The Board’s recent decision in SuperShuttle squarely supports the conclusion that the extent of company control—by minimally impacting economic and entrepreneurial opportunity—weighs in favor of independent-contractor status for the UberX drivers. Indeed, UberX drivers had more entrepreneurial opportunity than the drivers in SuperShuttle, who could control their earnings by selecting specific trips based on profitability, because UberX drivers could base decisions about where and when to log in on time-limited earnings opportunities like “surge” fares and their total freedom to work for competitors.

Drivers Decision

Of course, you could argue there are lots of things Uber drivers don’t have control over. Most contractors set their own rates, but Uber drivers earn whatever Uber decides to pay them. Drivers have only so much visibility into where a trip will take them before accepting it, limiting their ability to plan a route around things like errands or commuting. Drivers spend years building ratings-based reputations on platforms like Uber, but can’t easily port them to other jobs or gigs as you might list experience on a resume. And Uber can “deactivate”—gig-economy speak for fire—drivers who don’t meet certain expectations.

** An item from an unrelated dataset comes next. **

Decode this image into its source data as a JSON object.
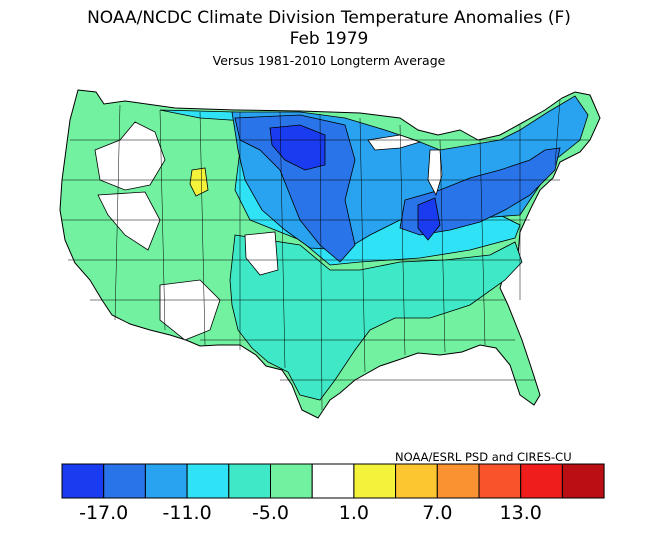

The NLRB ruling is a blow to people who believe Uber drivers are wrongly classified as contractors. But for practical purposes, it seems unlikely to change much. Uber drivers have functionally been independent contractors since the company started, in that Uber treated them that way and so they’ve always operated without any of the benefits afforded to traditional employees. One question is what will come of legislation passed by the city of Seattle in December 2015 that gave local Uber drivers the right to form a union. That law has now been tied up in litigation for years.

More to the point, by far the best advances in working conditions for Uber drivers to date have come not from any sort of national lawsuit or legislation, but from concerted local pressure. In New York City, for instance, the city council last December approved a first-of-its-kind wage floor for ride-hail drivers. The pay rules that took effect in February raised take-home pay for drivers to $17.22 an hour, or the contractor equivalent of the city’s $15-an-hour minimum wage. They are expected to lift average incomes by $10,000, or 44%, for roughly 70,000 professional ride-hail drivers in the city.

New York City is only one place, but it’s also one of Uber’s biggest markets, meaning these rules are not inconsequential. The company disclosed in a recent IPO filing that the pay rules are already hurting its financial performance. Now that New York has hammered out a framework for bettering the lot of ride-hail drivers, it will also be easier for other cities to follow.

Drivers Decision Aid

On the other side of the US, California legislators are working to codify an employment-status test that makes it harder to argue workers are contractors. The so-called ABC test says workers are employees if the company controls what they do, if their jobs are essential to the company’s core business, and if they aren’t really running their own business through that gig. The ABC test could potentially cripple the business model of many gig-economy companies, which depend on large, diffuse networks of contractors to provide services and deliver goods at the touch of a button.